Selectman Dan Monahan, who is also an attorney, shared his concerns about the “questionable legality” of the petition and moved that the board seek legal counsel before placing it on the warrant.
“Town officials have a duty to ensure that petitions are lawful,” and voting on unlawful petitions could lead to lawsuits and expensive litigation, he said.
Selectman Rachel Noble seconded the motion and voted in favor of it.

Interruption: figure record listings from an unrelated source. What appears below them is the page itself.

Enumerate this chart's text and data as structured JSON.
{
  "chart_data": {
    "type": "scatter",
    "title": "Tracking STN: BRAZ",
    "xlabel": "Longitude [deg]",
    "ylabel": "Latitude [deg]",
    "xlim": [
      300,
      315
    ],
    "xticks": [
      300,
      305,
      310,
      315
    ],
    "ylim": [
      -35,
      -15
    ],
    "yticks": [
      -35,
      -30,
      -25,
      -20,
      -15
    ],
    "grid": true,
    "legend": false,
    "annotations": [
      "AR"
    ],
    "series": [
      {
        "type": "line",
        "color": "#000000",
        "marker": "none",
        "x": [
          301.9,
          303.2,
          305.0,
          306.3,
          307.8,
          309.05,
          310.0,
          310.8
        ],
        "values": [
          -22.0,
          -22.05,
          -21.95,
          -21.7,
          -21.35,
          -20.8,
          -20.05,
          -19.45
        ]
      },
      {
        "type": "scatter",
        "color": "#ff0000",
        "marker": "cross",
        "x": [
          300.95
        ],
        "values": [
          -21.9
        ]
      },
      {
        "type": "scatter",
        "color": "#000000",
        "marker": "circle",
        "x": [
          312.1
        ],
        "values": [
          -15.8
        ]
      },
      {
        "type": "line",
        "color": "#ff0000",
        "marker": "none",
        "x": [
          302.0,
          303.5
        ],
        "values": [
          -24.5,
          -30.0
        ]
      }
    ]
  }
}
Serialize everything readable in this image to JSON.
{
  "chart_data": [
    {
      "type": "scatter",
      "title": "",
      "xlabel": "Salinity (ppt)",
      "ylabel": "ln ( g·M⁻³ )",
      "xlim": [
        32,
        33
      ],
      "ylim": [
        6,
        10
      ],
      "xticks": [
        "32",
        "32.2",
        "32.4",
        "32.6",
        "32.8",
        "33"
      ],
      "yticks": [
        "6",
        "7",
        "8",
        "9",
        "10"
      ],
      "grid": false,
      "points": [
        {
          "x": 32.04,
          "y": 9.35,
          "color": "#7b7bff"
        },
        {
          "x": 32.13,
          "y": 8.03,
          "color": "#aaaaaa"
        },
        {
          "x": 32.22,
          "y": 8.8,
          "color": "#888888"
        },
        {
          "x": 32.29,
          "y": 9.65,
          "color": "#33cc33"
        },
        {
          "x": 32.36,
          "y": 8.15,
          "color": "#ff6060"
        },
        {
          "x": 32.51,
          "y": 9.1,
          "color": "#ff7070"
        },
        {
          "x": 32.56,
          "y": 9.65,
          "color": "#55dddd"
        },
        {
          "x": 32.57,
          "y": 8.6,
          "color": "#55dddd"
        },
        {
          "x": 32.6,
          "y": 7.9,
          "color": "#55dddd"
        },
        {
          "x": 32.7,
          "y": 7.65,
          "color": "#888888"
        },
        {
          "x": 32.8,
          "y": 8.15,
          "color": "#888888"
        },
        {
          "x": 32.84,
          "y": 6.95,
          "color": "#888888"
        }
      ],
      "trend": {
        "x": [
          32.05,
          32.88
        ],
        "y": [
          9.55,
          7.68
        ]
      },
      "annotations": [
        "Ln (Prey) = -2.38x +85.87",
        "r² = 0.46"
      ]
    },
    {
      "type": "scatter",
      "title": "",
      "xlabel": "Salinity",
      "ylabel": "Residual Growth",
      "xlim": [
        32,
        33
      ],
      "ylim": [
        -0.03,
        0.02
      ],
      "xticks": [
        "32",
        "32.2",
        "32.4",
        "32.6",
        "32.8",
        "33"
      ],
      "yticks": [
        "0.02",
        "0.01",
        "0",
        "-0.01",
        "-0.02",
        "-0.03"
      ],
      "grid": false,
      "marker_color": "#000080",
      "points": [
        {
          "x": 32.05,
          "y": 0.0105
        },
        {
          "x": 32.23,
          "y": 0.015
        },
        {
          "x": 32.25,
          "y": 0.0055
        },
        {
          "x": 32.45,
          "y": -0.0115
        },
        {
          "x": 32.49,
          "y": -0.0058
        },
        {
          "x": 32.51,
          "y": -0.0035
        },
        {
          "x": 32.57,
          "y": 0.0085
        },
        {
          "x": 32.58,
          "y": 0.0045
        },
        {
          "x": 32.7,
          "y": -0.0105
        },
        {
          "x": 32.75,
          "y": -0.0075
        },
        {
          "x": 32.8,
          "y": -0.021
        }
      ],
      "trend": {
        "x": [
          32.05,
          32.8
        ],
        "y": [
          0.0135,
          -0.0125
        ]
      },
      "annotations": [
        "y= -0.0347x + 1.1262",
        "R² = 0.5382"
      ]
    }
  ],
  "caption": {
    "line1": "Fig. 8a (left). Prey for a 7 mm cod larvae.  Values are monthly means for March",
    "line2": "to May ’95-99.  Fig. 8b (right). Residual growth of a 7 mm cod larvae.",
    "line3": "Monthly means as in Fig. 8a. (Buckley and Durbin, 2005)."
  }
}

The motion did not pass, with Board Chairman Fred Ehrlenbach and Selectmen John Bennett and Carlene Hanscom voting against the motion.
While a few residents in attendance said the petition was for the formation of a committee to conduct a “study” regarding withdrawal, the petition reads: “Shall the Trenton School Committee and the Trenton Board of Selectmen appoint a committee to draft a plan for withdrawal from AOS 91 and said committee send that plan to the Maine Department of Education for approval and if said plan is approved by the Department of Education, present said plan to the voters of the town of Trenton?”
The Trenton school is part of the district’s Interlocal Agreement, which was developed when the AOS was formed in 2008 and approved by its member schools.
According to the interlocal agreement, member schools’ participation in the AOS “may be terminated upon approval by the Maine Commissioner of Education of a Plan of Termination prepared by the AOS school committee or by the school committees of one or more member school units and thereafter approved by the voters of the AOS or the voters of one or more member school units within the AOS.”
Ehrlenbach said he interpreted the language regarding voters’ approval to be its own, separate pathway for termination.
At the March 9 meeting, he said the board was required to put a citizens’ petition with certified signatures on the warrant.
According to the Maine Municipal Association website, selectmen “are not required to put [a petition] on the warrant if the article seeks something that is beyond the legal powers of the town.”
Sargent, who presented the petition, was the chairwoman of the School Evaluation Options Committee. The group was formed by the Board of Selectmen in 2019 to research cost-saving options the school could implement to ease the burden on taxpayers for funding the school’s rising costs. The group has since disbanded.
Following a year of research, the group recommended to the Trenton School Committee that it begin the withdrawal process from AOS 91.
In a Feb. 9 letter, the School Committee opposed the recommendation and voiced its support for staying in AOS 91. School Committee members said being part of the AOS allowed for partnerships with organizations such as The Jackson Lab, Acadia National Park, Mount Desert Island Hospital and several others.
“These partnerships provide programming, resources and unparalleled support not found in many other public Pre-K-through-[grade] 12 school systems in the state of Maine,” the letter reads.
Additionally, the School Committee said that most of the school’s increases in expenses have been due to special education needs, which are state-mandated costs.